Brog is a little more observant. He doesn’t work on Saturday to mark Shabbat as a day of rest, a commitment he is keeping during this campaign. He occasionally goes to the local Orthodox synagogues, Young Israel Aish HaTorah and Chabad. “I feel like I’m carrying on my dad’s search and trying to succeed in the mission he gave me of connecting with my faith, being a Jew who practices and takes his faith seriously,” he said.
After graduating from Princeton University and Harvard Law School, where he was classmates with former President Barack Obama and Supreme Court Justice Neil Gorsuch, Brog spent a few years in Israel working for a law firm – Meitar, Littman Nechmad (now Meitar Law Offices) – which specializes in commercial law and hi-tech.
Brog discovered that he was a third cousin of Ehud Barak, the former prime minister of Israel, in the late 1990s. The two shared a great grandfather, Simon. Brog had already admired Barak, who was Labor leader at the time, a distinguished soldier in Israel’s history and an advocate for peace in the Middle East. Barak changed his surname from Brog to Barak in 1972, using the Hebrew word for lightning.
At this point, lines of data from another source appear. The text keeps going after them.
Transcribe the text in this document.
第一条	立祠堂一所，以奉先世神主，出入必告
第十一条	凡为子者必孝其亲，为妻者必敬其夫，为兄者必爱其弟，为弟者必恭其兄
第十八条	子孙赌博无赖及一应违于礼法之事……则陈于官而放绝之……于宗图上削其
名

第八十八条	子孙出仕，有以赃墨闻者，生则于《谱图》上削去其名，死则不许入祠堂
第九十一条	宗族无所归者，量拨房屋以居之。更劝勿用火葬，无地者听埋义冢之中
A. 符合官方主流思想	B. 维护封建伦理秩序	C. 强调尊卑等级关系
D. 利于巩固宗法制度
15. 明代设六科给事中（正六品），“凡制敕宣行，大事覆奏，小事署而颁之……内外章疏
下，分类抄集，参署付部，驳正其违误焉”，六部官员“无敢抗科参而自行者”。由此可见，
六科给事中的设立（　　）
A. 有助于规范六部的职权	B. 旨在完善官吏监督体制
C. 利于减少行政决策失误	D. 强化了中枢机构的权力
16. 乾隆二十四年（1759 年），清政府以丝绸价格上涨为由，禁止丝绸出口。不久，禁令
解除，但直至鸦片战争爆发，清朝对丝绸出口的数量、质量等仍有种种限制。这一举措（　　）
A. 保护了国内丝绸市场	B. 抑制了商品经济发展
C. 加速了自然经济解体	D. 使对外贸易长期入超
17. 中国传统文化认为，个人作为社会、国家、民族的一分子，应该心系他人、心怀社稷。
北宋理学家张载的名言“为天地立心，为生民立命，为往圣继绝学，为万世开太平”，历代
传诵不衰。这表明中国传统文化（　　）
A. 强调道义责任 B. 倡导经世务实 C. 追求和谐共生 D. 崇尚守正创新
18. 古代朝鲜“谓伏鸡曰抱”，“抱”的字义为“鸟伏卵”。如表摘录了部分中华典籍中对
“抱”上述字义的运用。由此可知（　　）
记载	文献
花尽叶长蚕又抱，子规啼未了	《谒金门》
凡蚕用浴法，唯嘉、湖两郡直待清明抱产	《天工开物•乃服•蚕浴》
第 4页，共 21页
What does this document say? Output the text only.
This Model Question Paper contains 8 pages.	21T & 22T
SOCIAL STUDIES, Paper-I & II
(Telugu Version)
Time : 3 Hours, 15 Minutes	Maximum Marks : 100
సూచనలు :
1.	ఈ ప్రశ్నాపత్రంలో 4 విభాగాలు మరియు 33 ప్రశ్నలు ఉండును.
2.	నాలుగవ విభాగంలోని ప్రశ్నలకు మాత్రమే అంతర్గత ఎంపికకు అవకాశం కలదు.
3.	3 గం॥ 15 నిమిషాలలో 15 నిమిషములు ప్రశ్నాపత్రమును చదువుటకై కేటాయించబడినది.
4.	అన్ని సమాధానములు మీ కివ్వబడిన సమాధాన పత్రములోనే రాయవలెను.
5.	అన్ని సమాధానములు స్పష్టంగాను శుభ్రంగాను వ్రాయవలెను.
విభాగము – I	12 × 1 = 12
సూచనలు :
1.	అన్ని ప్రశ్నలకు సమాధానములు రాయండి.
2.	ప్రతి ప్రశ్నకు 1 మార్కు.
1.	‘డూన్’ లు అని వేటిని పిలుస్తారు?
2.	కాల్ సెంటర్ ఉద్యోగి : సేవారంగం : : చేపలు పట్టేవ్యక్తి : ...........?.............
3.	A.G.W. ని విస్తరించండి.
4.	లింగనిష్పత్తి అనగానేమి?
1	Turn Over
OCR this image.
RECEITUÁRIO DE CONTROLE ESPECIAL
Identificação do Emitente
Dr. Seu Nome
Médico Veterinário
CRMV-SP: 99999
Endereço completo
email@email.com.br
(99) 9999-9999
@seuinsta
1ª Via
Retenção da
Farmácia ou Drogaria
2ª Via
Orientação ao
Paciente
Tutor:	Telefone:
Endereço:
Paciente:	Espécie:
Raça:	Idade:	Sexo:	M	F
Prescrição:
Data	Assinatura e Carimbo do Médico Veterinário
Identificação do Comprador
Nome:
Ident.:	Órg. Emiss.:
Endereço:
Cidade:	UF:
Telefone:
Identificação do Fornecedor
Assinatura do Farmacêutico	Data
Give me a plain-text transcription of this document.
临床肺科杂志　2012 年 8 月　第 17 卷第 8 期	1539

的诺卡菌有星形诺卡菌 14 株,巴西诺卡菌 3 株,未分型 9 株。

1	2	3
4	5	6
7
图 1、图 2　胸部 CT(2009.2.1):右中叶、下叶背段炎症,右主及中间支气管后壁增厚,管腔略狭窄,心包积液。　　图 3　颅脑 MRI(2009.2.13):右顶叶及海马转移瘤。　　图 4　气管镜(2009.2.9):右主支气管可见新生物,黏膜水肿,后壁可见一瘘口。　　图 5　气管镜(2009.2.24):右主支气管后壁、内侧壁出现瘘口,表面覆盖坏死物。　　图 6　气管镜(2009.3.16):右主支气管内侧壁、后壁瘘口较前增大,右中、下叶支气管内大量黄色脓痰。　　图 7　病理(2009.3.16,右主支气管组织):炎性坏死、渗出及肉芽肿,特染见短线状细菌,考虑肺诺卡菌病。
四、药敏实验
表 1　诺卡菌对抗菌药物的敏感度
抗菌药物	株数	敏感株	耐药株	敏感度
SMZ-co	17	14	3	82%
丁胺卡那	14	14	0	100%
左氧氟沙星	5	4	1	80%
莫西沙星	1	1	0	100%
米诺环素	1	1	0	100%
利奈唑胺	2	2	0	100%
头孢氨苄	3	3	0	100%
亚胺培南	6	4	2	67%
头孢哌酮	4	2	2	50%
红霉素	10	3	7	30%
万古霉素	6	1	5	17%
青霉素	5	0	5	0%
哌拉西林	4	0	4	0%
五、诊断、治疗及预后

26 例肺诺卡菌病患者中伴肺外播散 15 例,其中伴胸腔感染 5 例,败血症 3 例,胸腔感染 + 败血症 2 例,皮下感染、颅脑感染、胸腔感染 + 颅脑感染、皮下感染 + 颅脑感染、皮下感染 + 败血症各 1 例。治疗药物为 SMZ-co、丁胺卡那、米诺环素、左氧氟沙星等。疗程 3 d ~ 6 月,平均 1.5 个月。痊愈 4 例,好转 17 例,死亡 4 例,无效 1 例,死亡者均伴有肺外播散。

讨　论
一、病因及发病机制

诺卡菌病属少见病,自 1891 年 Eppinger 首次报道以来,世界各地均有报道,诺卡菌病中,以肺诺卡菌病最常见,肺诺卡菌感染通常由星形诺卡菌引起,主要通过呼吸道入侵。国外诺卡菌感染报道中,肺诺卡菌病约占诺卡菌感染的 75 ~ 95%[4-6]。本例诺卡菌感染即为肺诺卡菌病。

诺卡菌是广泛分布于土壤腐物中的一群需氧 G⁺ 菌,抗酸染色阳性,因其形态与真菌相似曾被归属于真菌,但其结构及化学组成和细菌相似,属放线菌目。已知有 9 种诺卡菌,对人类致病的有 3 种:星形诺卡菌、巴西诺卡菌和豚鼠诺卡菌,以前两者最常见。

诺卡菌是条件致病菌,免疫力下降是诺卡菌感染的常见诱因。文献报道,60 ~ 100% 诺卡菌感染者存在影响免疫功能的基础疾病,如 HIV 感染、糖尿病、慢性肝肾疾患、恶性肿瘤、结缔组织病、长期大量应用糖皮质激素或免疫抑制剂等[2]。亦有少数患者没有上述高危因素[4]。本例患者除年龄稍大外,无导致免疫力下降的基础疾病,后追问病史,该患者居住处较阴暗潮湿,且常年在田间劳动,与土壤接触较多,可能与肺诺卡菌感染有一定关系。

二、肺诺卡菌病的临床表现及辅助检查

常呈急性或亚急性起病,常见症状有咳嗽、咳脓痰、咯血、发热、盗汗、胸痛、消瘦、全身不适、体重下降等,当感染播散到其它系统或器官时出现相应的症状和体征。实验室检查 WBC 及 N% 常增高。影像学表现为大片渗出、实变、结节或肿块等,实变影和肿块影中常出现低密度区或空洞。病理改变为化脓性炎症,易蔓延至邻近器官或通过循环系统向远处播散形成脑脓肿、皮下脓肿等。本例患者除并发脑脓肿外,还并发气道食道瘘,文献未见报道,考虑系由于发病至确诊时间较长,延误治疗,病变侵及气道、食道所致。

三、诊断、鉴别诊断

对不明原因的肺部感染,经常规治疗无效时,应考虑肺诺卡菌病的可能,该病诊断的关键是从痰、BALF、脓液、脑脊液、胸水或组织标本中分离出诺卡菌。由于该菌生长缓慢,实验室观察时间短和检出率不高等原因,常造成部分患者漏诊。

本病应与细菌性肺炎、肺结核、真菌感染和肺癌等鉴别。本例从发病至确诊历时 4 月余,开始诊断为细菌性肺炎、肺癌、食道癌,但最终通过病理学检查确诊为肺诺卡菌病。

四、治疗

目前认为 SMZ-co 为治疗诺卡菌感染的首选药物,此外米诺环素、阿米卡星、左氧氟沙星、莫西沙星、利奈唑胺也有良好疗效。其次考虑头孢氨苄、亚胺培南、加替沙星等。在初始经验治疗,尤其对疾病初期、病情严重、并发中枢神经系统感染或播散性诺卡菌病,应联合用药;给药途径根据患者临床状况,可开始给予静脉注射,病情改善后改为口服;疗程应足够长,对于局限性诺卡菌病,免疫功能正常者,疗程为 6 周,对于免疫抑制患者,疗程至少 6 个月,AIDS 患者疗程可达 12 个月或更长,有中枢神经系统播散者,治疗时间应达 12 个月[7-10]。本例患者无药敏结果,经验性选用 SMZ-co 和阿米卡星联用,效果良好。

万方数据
The two first met when Barak visited the U.S. as prime minister in July of 1999 and met with a group of Jewish members of Congress and their staffers. As Barak was greeting everyone, Brog introduced himself as his cousin. Barak “put his arms around me, points at me and just says to nobody in particular, ‘This is my cousin, my cousin,’” Brog recalled. Brog has stayed in touch with his family in Israel, including Barak’s brother Avinoam, who still carries the surname Brog.
Brog began studying Zionism as a student at Atlantic City High School after reading the book “The Revolt” by Menachem Begin, who was the leader of Irgun, the Zionist paramilitary group, and later became Israel’s sixth prime minister. He found it in his school’s library after searching for an autobiography of former President John F. Kennedy for an assignment. “That really impacted me and turned me into a Zionist,” he said.
Leading America’s largest pro-Israel group
After serving as policy director during Specter’s short presidential campaign in 1996, as well as the senator’s chief counsel and chief of staff, Brog wrote a book “Standing with Israel: Why Christians Support Israel,” which was based on his experience traveling through central Pennsylvania and meeting evangelical Christians. In the process of writing the book, Brog visited pro-Israel churches across the country and listened to a series of speeches given by Pastor John Hagee, a televangelist and founder of Cornerstone Church in San Antonio, Texas.
Brog became friends with Hagee, who asked for his help in launching Christians United For Israel (CUFI). Brog saw it as an opportunity to change the way Israel was being perceived in Congress as merely a Jewish issue and broaden the base of support for Israel.
At the time, the Republican Party was at a crossroads, with Pat Buchanan and Ron Paul, isolationists on foreign policy, attracting a lot of conservative support that could have influenced the party’s stance on Israel. Brog and Hagee saw it as their mission to strengthen evangelical support for Israel as a way of winning conservatives for at least a generation. CUFI now has over 10 million members and has lobbied successfully for pro-Israel legislation, including the passage of the Taylor Force Act, which cuts U.S. funding to the Palestinians as long as the Palestinian Authority pays subsidies to the families of terrorists.
In July 2015, Brog left CUFI and was tapped to head a new group called the Maccabee Task Force, an initiative launched by the late Sheldon Adelson and Israeli-American media magnate Haim Saban, to combat antisemitism on college campuses. Brog said Adelson was determined to provide students with the support and resources they need to fight antisemitism and took it on as a personal project.